Das Urgestein wird weich

 

Von Knut Krohn

 

Rauf Denktasch kennt sie alle.  Dag Hammarskjöld, Sithu U Thant, Kurt Waldheim, Javier Perez de Cuellar, Butros Ghali und Kofi Annan.  Und sie alle kennen seinen Dickkopf. Jeder dieser UN-Generalsekretäre hat sich an das heiße Eisen Zypern gewagt und jeder hat sich dabei die Finger verbrannt.  Dafür verantwortlich war in den meisten Fällen Rauf Denktasch, der Führer der türkischen Volksgruppe auf Zypern.  Seit 43 Jahren vertritt der 78-Jährige die Interessen der Insel-Türken und scheint sich in dieser langen Zeit keinen Millimeter von der Stelle bewegt zu haben.  Doch nun ist eines der letzten Urgesteine der internationalen Politik weich geworden: Diese Woche haben die türkisch-zyprischen Behörden zum ersten Mal seit 29 Jahren die Genehmigungen für eintägige Besuche im jeweils anderen Teil der Insel erteilt.  Damit öffnete sich die letzte Trennungslinie in Europa.

Das Volk wollte es so. Die Mehrheit der Zyperntürken glaubt nicht länger an die Mär vom bösen Griechen.  Sie erhoffen sich unter dem Dach Europas wirtschaftlichen Aufschwung und Frieden.  Zehntausende haben jüngst für einen gemeinsamen Staat demonstriert.  "Denktasch, tritt zurück!  " lauten die Parolen im Norden des mit Stacheldraht und Sandsäcken geteilten Nikosia.  Der schwer herzkranke Politiker aber wollte die Stimme seines eigenen Volkes nicht hören, er hatte sich in seine Villa in den Bergen zurückgezogen.  Kaum jemand schien zu verstehen, wie Denktasch den Kontakt zu den Menschen verlieren konnte.  Der Mann, der von vielen nur "Vater der Zyperntürken" genannt wird, der immer dafür gekämpft hat, dass der türkische Teil der Insel im Mittelmeer endlich von der internationalen Gemeinschaft als eigener Staat anerkannt wird.

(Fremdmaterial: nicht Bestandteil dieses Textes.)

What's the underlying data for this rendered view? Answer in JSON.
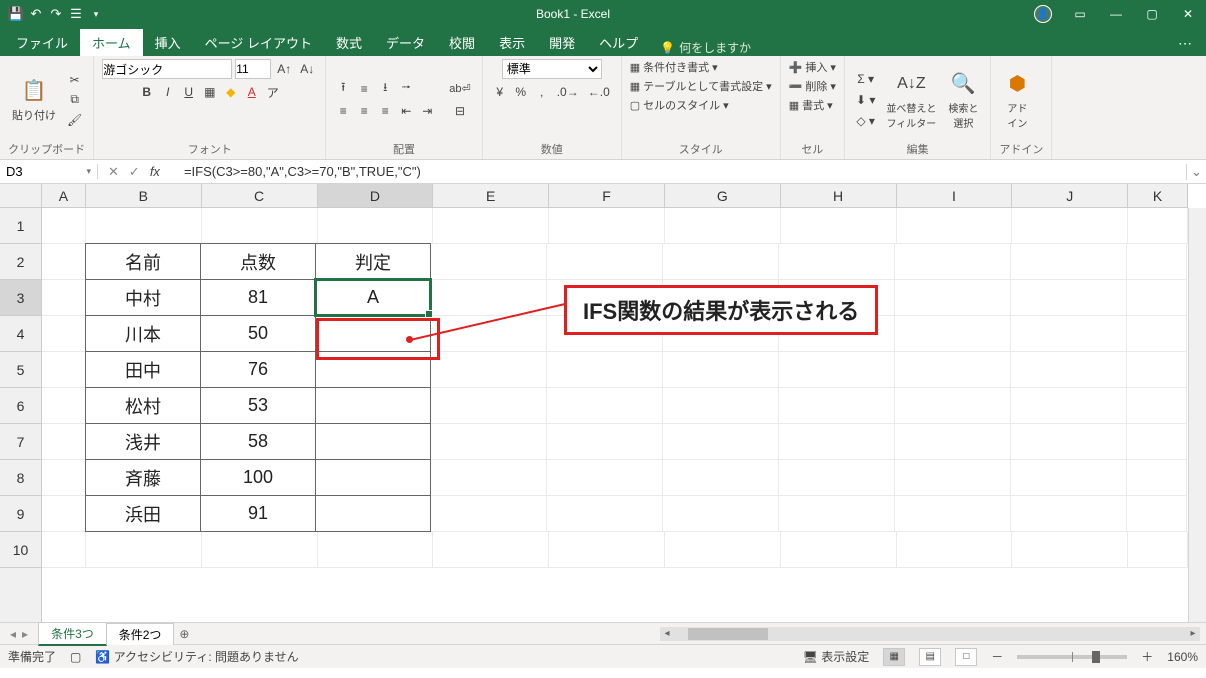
{
  "app": {
    "title": "Book1 - Excel"
  },
  "qat": {
    "save": "save",
    "undo": "undo",
    "redo": "redo",
    "touch": "touch"
  },
  "tabs": {
    "file": "ファイル",
    "home": "ホーム",
    "insert": "挿入",
    "pagelayout": "ページ レイアウト",
    "formulas": "数式",
    "data": "データ",
    "review": "校閲",
    "view": "表示",
    "developer": "開発",
    "help": "ヘルプ",
    "tellme": "何をしますか"
  },
  "ribbon": {
    "clipboard": {
      "paste": "貼り付け",
      "label": "クリップボード"
    },
    "font": {
      "name": "游ゴシック",
      "size": "11",
      "label": "フォント"
    },
    "alignment": {
      "wrap": "折り返して全体を表示する",
      "merge": "セルを結合して中央揃え",
      "label": "配置"
    },
    "number": {
      "format": "標準",
      "label": "数値"
    },
    "styles": {
      "cond": "条件付き書式",
      "table": "テーブルとして書式設定",
      "cell": "セルのスタイル",
      "label": "スタイル"
    },
    "cells": {
      "insert": "挿入",
      "delete": "削除",
      "format": "書式",
      "label": "セル"
    },
    "editing": {
      "sort": "並べ替えと\nフィルター",
      "find": "検索と\n選択",
      "label": "編集"
    },
    "addins": {
      "addin": "アド\nイン",
      "label": "アドイン"
    }
  },
  "namebox": "D3",
  "formula": "=IFS(C3>=80,\"A\",C3>=70,\"B\",TRUE,\"C\")",
  "columns": [
    "A",
    "B",
    "C",
    "D",
    "E",
    "F",
    "G",
    "H",
    "I",
    "J",
    "K"
  ],
  "rows": [
    "1",
    "2",
    "3",
    "4",
    "5",
    "6",
    "7",
    "8",
    "9",
    "10"
  ],
  "table": {
    "headers": {
      "b2": "名前",
      "c2": "点数",
      "d2": "判定"
    },
    "data": [
      {
        "name": "中村",
        "score": "81",
        "grade": "A"
      },
      {
        "name": "川本",
        "score": "50",
        "grade": ""
      },
      {
        "name": "田中",
        "score": "76",
        "grade": ""
      },
      {
        "name": "松村",
        "score": "53",
        "grade": ""
      },
      {
        "name": "浅井",
        "score": "58",
        "grade": ""
      },
      {
        "name": "斉藤",
        "score": "100",
        "grade": ""
      },
      {
        "name": "浜田",
        "score": "91",
        "grade": ""
      }
    ]
  },
  "callout": "IFS関数の結果が表示される",
  "sheets": {
    "s1": "条件3つ",
    "s2": "条件2つ"
  },
  "status": {
    "ready": "準備完了",
    "access": "アクセシビリティ: 問題ありません",
    "display": "表示設定",
    "zoom": "160%"
  }
}
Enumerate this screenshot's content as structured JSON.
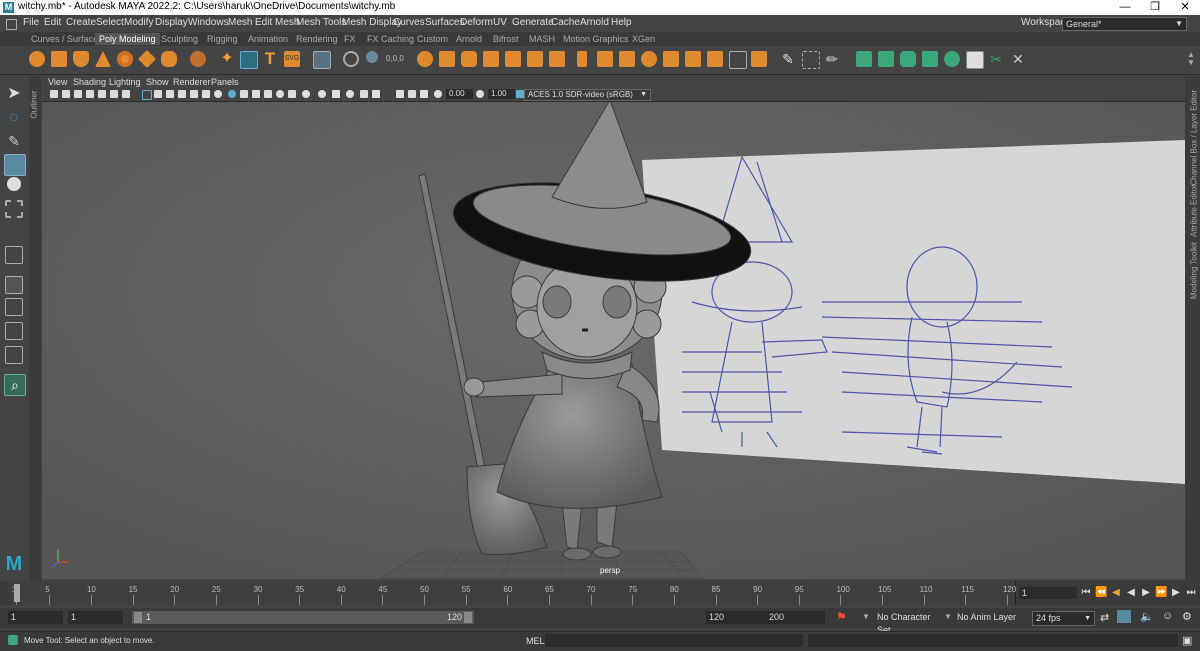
{
  "window": {
    "title": "witchy.mb* - Autodesk MAYA 2022.2: C:\\Users\\haruk\\OneDrive\\Documents\\witchy.mb",
    "minimize": "—",
    "maximize": "❐",
    "close": "✕"
  },
  "menus": [
    "File",
    "Edit",
    "Create",
    "Select",
    "Modify",
    "Display",
    "Windows",
    "Mesh",
    "Edit Mesh",
    "Mesh Tools",
    "Mesh Display",
    "Curves",
    "Surfaces",
    "Deform",
    "UV",
    "Generate",
    "Cache",
    "Arnold",
    "Help"
  ],
  "workspace": {
    "label": "Workspace:",
    "value": "General*"
  },
  "shelf_tabs": [
    "Curves / Surfaces",
    "Poly Modeling",
    "Sculpting",
    "Rigging",
    "Animation",
    "Rendering",
    "FX",
    "FX Caching",
    "Custom",
    "Arnold",
    "Bifrost",
    "MASH",
    "Motion Graphics",
    "XGen"
  ],
  "active_shelf_tab": "Poly Modeling",
  "panel_menu": [
    "View",
    "Shading",
    "Lighting",
    "Show",
    "Renderer",
    "Panels"
  ],
  "panel_toolbar": {
    "exposure": "0.00",
    "gamma": "1.00",
    "color_space": "ACES 1.0 SDR-video (sRGB)"
  },
  "outliner_label": "Outliner",
  "right_panels": [
    "Channel Box / Layer Editor",
    "Attribute Editor",
    "Modeling Toolkit"
  ],
  "viewport": {
    "camera_label": "persp"
  },
  "timeline": {
    "ticks": [
      "1",
      "5",
      "10",
      "15",
      "20",
      "25",
      "30",
      "35",
      "40",
      "45",
      "50",
      "55",
      "60",
      "65",
      "70",
      "75",
      "80",
      "85",
      "90",
      "95",
      "100",
      "105",
      "110",
      "115",
      "120"
    ],
    "tick_frames": [
      1,
      5,
      10,
      15,
      20,
      25,
      30,
      35,
      40,
      45,
      50,
      55,
      60,
      65,
      70,
      75,
      80,
      85,
      90,
      95,
      100,
      105,
      110,
      115,
      120
    ],
    "current_frame": "1"
  },
  "range": {
    "start": "1",
    "playback_start": "1",
    "slider_start": "1",
    "slider_end": "120",
    "playback_end": "120",
    "end": "200",
    "character_set": "No Character Set",
    "anim_layer": "No Anim Layer",
    "fps": "24 fps"
  },
  "status": {
    "message": "Move Tool: Select an object to move.",
    "mel_label": "MEL"
  },
  "colors": {
    "accent_orange": "#f0a030",
    "highlight_teal": "#5bb0d0",
    "sketch_blue": "#3c3ca0",
    "shelf_green": "#3aa87a"
  }
}
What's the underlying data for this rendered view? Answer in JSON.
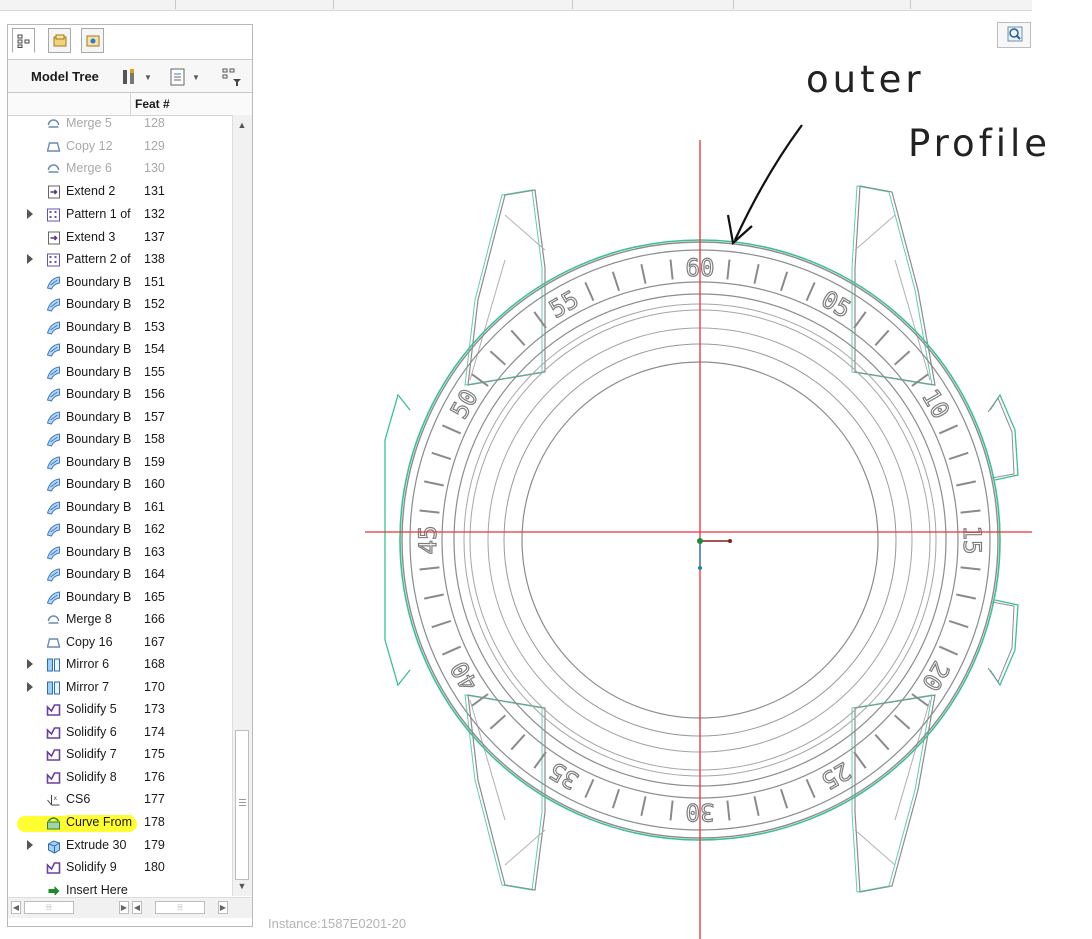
{
  "panel": {
    "toolbar_title": "Model Tree",
    "column_header": "Feat #",
    "tabs": [
      {
        "icon": "model-tree-tab-icon",
        "active": true
      },
      {
        "icon": "folder-browser-tab-icon",
        "active": false
      },
      {
        "icon": "favorites-tab-icon",
        "active": false
      }
    ],
    "rows": [
      {
        "name": "Merge 5",
        "num": "128",
        "icon": "merge-icon",
        "dim": true,
        "expand": false
      },
      {
        "name": "Copy 12",
        "num": "129",
        "icon": "copy-icon",
        "dim": true,
        "expand": false
      },
      {
        "name": "Merge 6",
        "num": "130",
        "icon": "merge-icon",
        "dim": true,
        "expand": false
      },
      {
        "name": "Extend 2",
        "num": "131",
        "icon": "extend-icon",
        "expand": false
      },
      {
        "name": "Pattern 1 of",
        "num": "132",
        "icon": "pattern-icon",
        "expand": true
      },
      {
        "name": "Extend 3",
        "num": "137",
        "icon": "extend-icon",
        "expand": false
      },
      {
        "name": "Pattern 2 of",
        "num": "138",
        "icon": "pattern-icon",
        "expand": true
      },
      {
        "name": "Boundary B",
        "num": "151",
        "icon": "boundary-blend-icon"
      },
      {
        "name": "Boundary B",
        "num": "152",
        "icon": "boundary-blend-icon"
      },
      {
        "name": "Boundary B",
        "num": "153",
        "icon": "boundary-blend-icon"
      },
      {
        "name": "Boundary B",
        "num": "154",
        "icon": "boundary-blend-icon"
      },
      {
        "name": "Boundary B",
        "num": "155",
        "icon": "boundary-blend-icon"
      },
      {
        "name": "Boundary B",
        "num": "156",
        "icon": "boundary-blend-icon"
      },
      {
        "name": "Boundary B",
        "num": "157",
        "icon": "boundary-blend-icon"
      },
      {
        "name": "Boundary B",
        "num": "158",
        "icon": "boundary-blend-icon"
      },
      {
        "name": "Boundary B",
        "num": "159",
        "icon": "boundary-blend-icon"
      },
      {
        "name": "Boundary B",
        "num": "160",
        "icon": "boundary-blend-icon"
      },
      {
        "name": "Boundary B",
        "num": "161",
        "icon": "boundary-blend-icon"
      },
      {
        "name": "Boundary B",
        "num": "162",
        "icon": "boundary-blend-icon"
      },
      {
        "name": "Boundary B",
        "num": "163",
        "icon": "boundary-blend-icon"
      },
      {
        "name": "Boundary B",
        "num": "164",
        "icon": "boundary-blend-icon"
      },
      {
        "name": "Boundary B",
        "num": "165",
        "icon": "boundary-blend-icon"
      },
      {
        "name": "Merge 8",
        "num": "166",
        "icon": "merge-icon"
      },
      {
        "name": "Copy 16",
        "num": "167",
        "icon": "copy-icon"
      },
      {
        "name": "Mirror 6",
        "num": "168",
        "icon": "mirror-icon",
        "expand": true
      },
      {
        "name": "Mirror 7",
        "num": "170",
        "icon": "mirror-icon",
        "expand": true
      },
      {
        "name": "Solidify 5",
        "num": "173",
        "icon": "solidify-icon"
      },
      {
        "name": "Solidify 6",
        "num": "174",
        "icon": "solidify-icon"
      },
      {
        "name": "Solidify 7",
        "num": "175",
        "icon": "solidify-icon"
      },
      {
        "name": "Solidify 8",
        "num": "176",
        "icon": "solidify-icon"
      },
      {
        "name": "CS6",
        "num": "177",
        "icon": "coordinate-system-icon"
      },
      {
        "name": "Curve From",
        "num": "178",
        "icon": "curve-from-icon",
        "highlight": true
      },
      {
        "name": "Extrude 30",
        "num": "179",
        "icon": "extrude-icon",
        "expand": true
      },
      {
        "name": "Solidify 9",
        "num": "180",
        "icon": "solidify-icon"
      },
      {
        "name": "Insert Here",
        "num": "",
        "icon": "insert-arrow-icon"
      }
    ]
  },
  "canvas": {
    "instance_label": "Instance:1587E0201-20",
    "annotation_line1": "outer",
    "annotation_line2": "Profile",
    "bezel_numbers": [
      "60",
      "05",
      "10",
      "15",
      "20",
      "25",
      "30",
      "35",
      "40",
      "45",
      "50",
      "55"
    ],
    "colors": {
      "axis": "#e8313b",
      "outline": "#3fbf8f",
      "geometry": "#8c8c8c"
    }
  }
}
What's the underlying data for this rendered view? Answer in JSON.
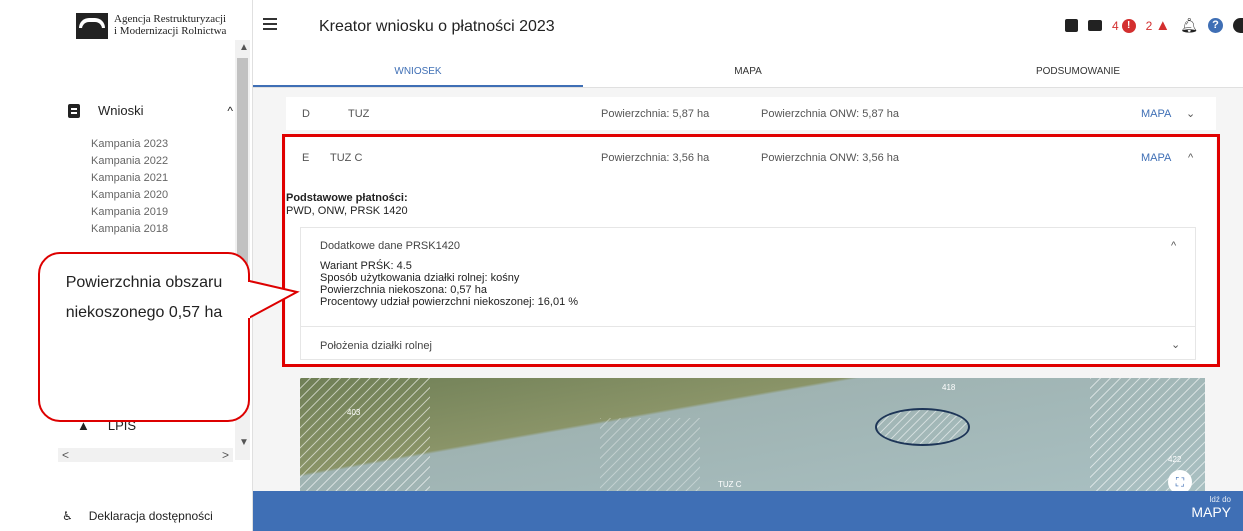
{
  "sidebar": {
    "logo_line1": "Agencja Restrukturyzacji",
    "logo_line2": "i Modernizacji Rolnictwa",
    "nav_label": "Wnioski",
    "campaigns": [
      "Kampania 2023",
      "Kampania 2022",
      "Kampania 2021",
      "Kampania 2020",
      "Kampania 2019",
      "Kampania 2018"
    ],
    "lpis_label": "LPIS",
    "accessibility_label": "Deklaracja dostępności"
  },
  "header": {
    "title": "Kreator wniosku o płatności 2023",
    "error_count": "4",
    "warning_count": "2"
  },
  "tabs": [
    "WNIOSEK",
    "MAPA",
    "PODSUMOWANIE"
  ],
  "rows": {
    "d": {
      "letter": "D",
      "name": "TUZ",
      "area": "Powierzchnia: 5,87 ha",
      "onw": "Powierzchnia ONW: 5,87 ha",
      "map": "MAPA"
    },
    "e": {
      "letter": "E",
      "name": "TUZ C",
      "area": "Powierzchnia: 3,56 ha",
      "onw": "Powierzchnia ONW: 3,56 ha",
      "map": "MAPA"
    }
  },
  "payments": {
    "heading": "Podstawowe płatności:",
    "list": "PWD, ONW, PRSK 1420"
  },
  "extra": {
    "heading": "Dodatkowe dane PRSK1420",
    "variant": "Wariant PRŚK: 4.5",
    "usage": "Sposób użytkowania działki rolnej: kośny",
    "uncut_area": "Powierzchnia niekoszona: 0,57 ha",
    "uncut_percent": "Procentowy udział powierzchni niekoszonej: 16,01 %"
  },
  "location": {
    "heading": "Położenia działki rolnej"
  },
  "map": {
    "label_403": "403",
    "label_418": "418",
    "label_422": "422",
    "parcel_label": "TUZ C"
  },
  "bottom": {
    "goto_small": "Idź do",
    "goto_big": "MAPY"
  },
  "callout": {
    "text": "Powierzchnia obszaru niekoszonego 0,57 ha"
  },
  "colors": {
    "accent": "#3f6fb5",
    "highlight": "#e00000",
    "error": "#d32f2f"
  }
}
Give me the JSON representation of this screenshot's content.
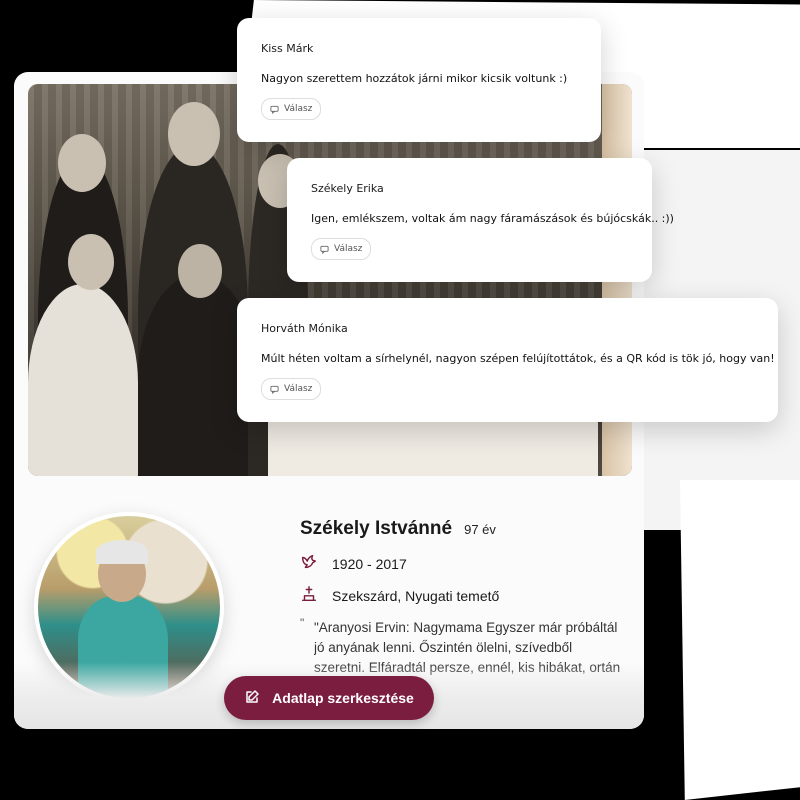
{
  "memorial": {
    "name": "Székely Istvánné",
    "age": "97 év",
    "years": "1920 - 2017",
    "place": "Szekszárd, Nyugati temető",
    "quote_mark": "\"",
    "quote": "\"Aranyosi Ervin: Nagymama Egyszer már próbáltál jó anyának lenni. Őszintén ölelni, szívedből szeretni. Elfáradtál persze, ennél, kis hibákat, ortán hullt a",
    "edit_button": "Adatlap szerkesztése",
    "icons": {
      "years": "dove-icon",
      "place": "grave-icon",
      "edit": "edit-icon"
    },
    "colors": {
      "accent": "#7b1d3e"
    }
  },
  "comments": [
    {
      "author": "Kiss Márk",
      "text": "Nagyon szerettem hozzátok járni mikor kicsik voltunk :)",
      "reply": "Válasz"
    },
    {
      "author": "Székely Erika",
      "text": "Igen, emlékszem, voltak ám nagy fáramászások és bújócskák.. :))",
      "reply": "Válasz"
    },
    {
      "author": "Horváth Mónika",
      "text": "Múlt héten voltam a sírhelynél, nagyon szépen felújítottátok, és a QR kód is tök jó, hogy van!",
      "reply": "Válasz"
    }
  ]
}
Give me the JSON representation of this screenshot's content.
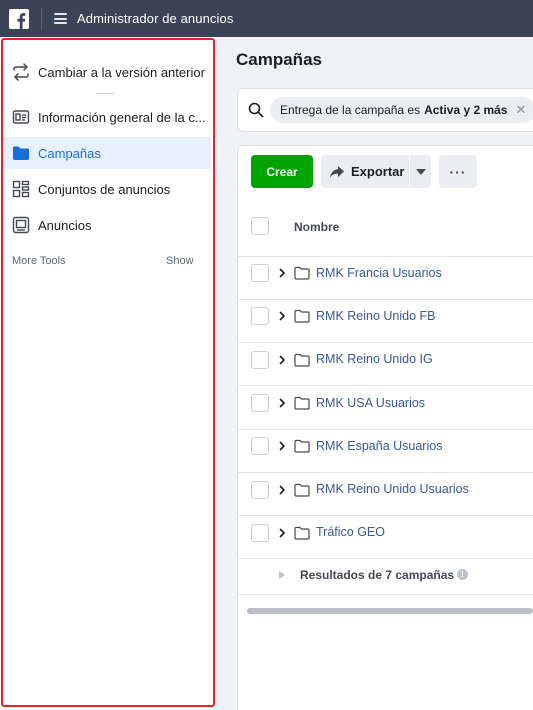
{
  "topbar": {
    "logo_icon": "facebook-logo-icon",
    "menu_icon": "hamburger-menu-icon",
    "title": "Administrador de anuncios"
  },
  "sidebar": {
    "items": [
      {
        "label": "Cambiar a la versión anterior",
        "icon": "switch-arrows-icon",
        "active": false
      },
      {
        "label": "Información general de la c...",
        "icon": "account-overview-icon",
        "active": false
      },
      {
        "label": "Campañas",
        "icon": "folder-icon",
        "active": true
      },
      {
        "label": "Conjuntos de anuncios",
        "icon": "grid-icon",
        "active": false
      },
      {
        "label": "Anuncios",
        "icon": "ad-monitor-icon",
        "active": false
      }
    ],
    "more_tools_label": "More Tools",
    "show_label": "Show"
  },
  "main": {
    "title": "Campañas",
    "search": {
      "filter_prefix": "Entrega de la campaña es",
      "filter_value": "Activa y 2 más",
      "close_glyph": "✕"
    },
    "toolbar": {
      "create_label": "Crear",
      "export_label": "Exportar",
      "more_label": "···"
    },
    "table": {
      "name_header": "Nombre",
      "rows": [
        "RMK Francia Usuarios",
        "RMK Reino Unido FB",
        "RMK Reino Unido IG",
        "RMK USA Usuarios",
        "RMK España Usuarios",
        "RMK Reino Unido Usuarios",
        "Tráfico GEO"
      ],
      "results_label": "Resultados de 7 campañas",
      "info_glyph": "i"
    }
  },
  "colors": {
    "topbar": "#3b4457",
    "accent_blue": "#1a6ed8",
    "link_blue": "#385898",
    "create_green": "#00a400",
    "highlight_red": "#e8232e"
  }
}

Denktasch teilt das Schicksal mit unzähligen Menschen auf Zypern: Er ist Flüchtling.  Geboren wurde er am 27. Januar 1924 in dem Dorf Ktima, unweit der Stadt Paphos im Südwesten der Insel.  Sein Vater arbeitete dort als Richter.  Der legte viel Wert auf die Ausbildung seines Sohnes und schickte ihn in die Englische Schule in die Hauptstadt Nikosia.  Bereits Anfang der 40-er Jahre engagierte sich Denktasch politisch für seine türkische Volksgruppe in der damals noch britischen Kolonie Zypern.  Von 1944 bis 1947 studierte er Jura am Londoner Lincoln's Inn.  Nach dem Studium praktizierte er als Anwalt in Nikosia.  Danach war er Staatsanwalt.  Er heiratete seine jetzige Frau Ayden Munir, mit der er zwei Söhne und zwei Töchter hat. 1956 wurde Denktasch leitender Kronanwalt auf der überwiegend von Griechen bewohnten Insel.  Er gab das Amt vor dem Hintergrund des zunehmenden Widerstands gegen die Briten aber 1958 auf.  In jener Zeit unterstützte Denktasch türkische Terrortruppen, die gegen den von der griechischen Guerilla verlangten Anschluss Zyperns an Griechenland agierten.  Die Teilung war schon damals sein Programm.  In den 60-ern, als die junge Republik an der Frage Anschluss oder Teilung zerbrach, stieg Denktasch an die Spitze der zyperntürkischen Politiker auf.  Nach der Teilung Zyperns infolge des Einmarschs türkischer Truppen im Norden avancierte Denktasch 1974 zum Präsidenten.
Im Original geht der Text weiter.